If you don’t show up, they’ll make you up. I don’t have any control over your perception of me, but I have total control over what I put out there for you to receive (and perceive) to begin with.” – Miley Cyrus

I can NOT even BELIEVE that I actually just quoted Miley Cyrus, but, hey, the girl makes an excellent point to ponder! Who do you allege yourself to be on-line? Do your actions reflect that? What do you think you are saying about yourself (versus what you legitimately say about yourself) online? These are just some of the questions we should be asking ourselves while we are actively engaged in our “internet endeavors.”

So, let’s chat about this, shall we? What, then, exactly, is “Social Engineering” and, further, why should you even care about it to begin with?

Here are some definitions (c/o Wikipedia) to consider:

A) “Social Engineering: (political science), influencing society on a large scale.”
B) “Social Engineering: (security), obtaining confidential information by manipulating and/or deceiving people.”
C) “Social Engineering: (social skills), influencing perception and increasing social status by changing your self-image and consciously using body language and manipulative techniques [to your own “ends,” or “vices”].”

There seems to be something inherently negatively-connotated within the context of each of these three, varying definitions. So, let us first rid our terminology of such negativity and get to the core of the matter. Let us, therefore, submit that “manipulation” is nothing more than the changing (or the altering) of something. Let us also submit that “influence” can be either positive or negative (depending on who is doing the influencing and the very nature of his/her agenda).

There. Now that we have established that much, let us piece it all together in a meaningful, yet, also effective, manner. Let us presume now, if you will, that Social Engineering is nothing more than an individual, utilizing his/her skills and abilities to successfully compose and present him/herself to the world at large and to thrive as a direct result of said actions.

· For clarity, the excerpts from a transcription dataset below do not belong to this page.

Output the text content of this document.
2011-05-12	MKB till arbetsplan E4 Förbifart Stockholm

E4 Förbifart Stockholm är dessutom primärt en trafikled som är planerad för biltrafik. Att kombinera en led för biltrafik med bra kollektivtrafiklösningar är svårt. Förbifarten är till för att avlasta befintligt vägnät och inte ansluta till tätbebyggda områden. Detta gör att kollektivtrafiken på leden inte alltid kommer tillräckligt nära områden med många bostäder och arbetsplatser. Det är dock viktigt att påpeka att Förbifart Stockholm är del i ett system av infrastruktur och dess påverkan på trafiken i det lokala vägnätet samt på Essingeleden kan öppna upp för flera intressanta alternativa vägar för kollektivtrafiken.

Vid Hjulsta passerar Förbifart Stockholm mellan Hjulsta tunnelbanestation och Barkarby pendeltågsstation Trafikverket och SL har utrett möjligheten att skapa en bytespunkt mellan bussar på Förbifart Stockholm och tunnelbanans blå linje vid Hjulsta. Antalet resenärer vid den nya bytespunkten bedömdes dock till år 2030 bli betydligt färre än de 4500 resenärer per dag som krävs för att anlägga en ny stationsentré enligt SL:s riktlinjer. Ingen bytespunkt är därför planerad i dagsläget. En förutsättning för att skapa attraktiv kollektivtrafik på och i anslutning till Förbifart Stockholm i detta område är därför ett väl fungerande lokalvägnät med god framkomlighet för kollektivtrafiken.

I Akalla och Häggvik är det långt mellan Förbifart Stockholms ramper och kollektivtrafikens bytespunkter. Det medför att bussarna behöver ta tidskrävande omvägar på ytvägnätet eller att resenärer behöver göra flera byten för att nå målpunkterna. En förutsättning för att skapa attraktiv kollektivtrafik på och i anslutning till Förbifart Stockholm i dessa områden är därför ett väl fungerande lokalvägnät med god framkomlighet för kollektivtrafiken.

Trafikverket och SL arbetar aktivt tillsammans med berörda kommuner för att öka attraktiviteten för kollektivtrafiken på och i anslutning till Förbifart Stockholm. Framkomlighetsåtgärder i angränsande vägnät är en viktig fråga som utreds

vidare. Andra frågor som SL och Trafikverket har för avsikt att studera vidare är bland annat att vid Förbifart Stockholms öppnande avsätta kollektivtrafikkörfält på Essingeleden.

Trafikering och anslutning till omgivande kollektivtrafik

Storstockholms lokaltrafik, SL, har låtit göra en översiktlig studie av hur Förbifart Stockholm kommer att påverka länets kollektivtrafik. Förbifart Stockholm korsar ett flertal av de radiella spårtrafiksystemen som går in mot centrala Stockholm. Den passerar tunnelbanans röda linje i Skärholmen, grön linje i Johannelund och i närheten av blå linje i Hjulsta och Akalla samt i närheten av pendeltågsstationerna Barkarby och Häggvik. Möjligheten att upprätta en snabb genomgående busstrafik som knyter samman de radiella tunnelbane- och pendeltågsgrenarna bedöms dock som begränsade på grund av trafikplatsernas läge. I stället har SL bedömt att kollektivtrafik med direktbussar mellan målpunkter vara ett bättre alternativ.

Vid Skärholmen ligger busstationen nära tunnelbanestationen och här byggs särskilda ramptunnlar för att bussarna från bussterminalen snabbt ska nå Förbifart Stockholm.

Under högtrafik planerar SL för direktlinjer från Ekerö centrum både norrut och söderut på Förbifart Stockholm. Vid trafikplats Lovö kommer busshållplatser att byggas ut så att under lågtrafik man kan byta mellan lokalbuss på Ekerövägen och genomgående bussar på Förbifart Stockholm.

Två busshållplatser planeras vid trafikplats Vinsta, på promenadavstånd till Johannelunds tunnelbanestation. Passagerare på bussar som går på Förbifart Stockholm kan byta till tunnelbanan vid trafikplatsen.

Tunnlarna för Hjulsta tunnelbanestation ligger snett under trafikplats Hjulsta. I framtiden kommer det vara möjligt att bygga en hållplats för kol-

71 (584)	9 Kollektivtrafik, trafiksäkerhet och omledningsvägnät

At this point in our conversation, I would like to tell you a short story, which illuminates the points that have already been presented:

Once upon a time, not long ago, there was a Facebooker (yes, I would be that very Facebooker in question lol). This Facebooker took great pride in the fact that she had the ability to not only draw traffic (and even caused some serious accidents lol) towards her wall/page but also had the ability to cause some “trouble” in the form of heated debates and controversy, as well.

I genuinely believed that I was a popular Facebooker due to my own level of personal excellence (and awesomeness). I was obviously fully self-delusional… That is, of course, until (my bff) pulled the wool off of my eyes and caused me to take another look at my self-concept and how it either was or was not, supported via my Facebooking activities. In fact, now that I think about it, this woman became one of my very best friends for life due to the fact that she had the audacity to call me out on some rather negative Facebooking behavior. She explained to me that although she perceived me to be “calm, cool, and collected,” NONE of that could possibly “come through” based upon the militant, aggressive, and masculine manner in which I had been conducting myself on Facebook. I was totally taken aback by the mere fact that this woman, who hardly even knew me, was so readily able (and, also, so readily loving/caring) enough to even bother calling my attention to my own personal flaws. After all, I was more than quite adept at calling out the poor behavior of others. It was certainly time for me to have a dose of my own “medicine.” Had my friend kept her observations to herself, I would not have been able to have any insight into the rather negative way in which I was subconsciously choosing to present myself to the world. I see now exactly how careless I had become when it came to being my own social engineer. I was operating heavy machinery without so much as a hard hat for basic protection!

The Moral: Move with purpose and thoughtfulness in all your dealings, not just with respect to your social networking, but in all aspects of your own life.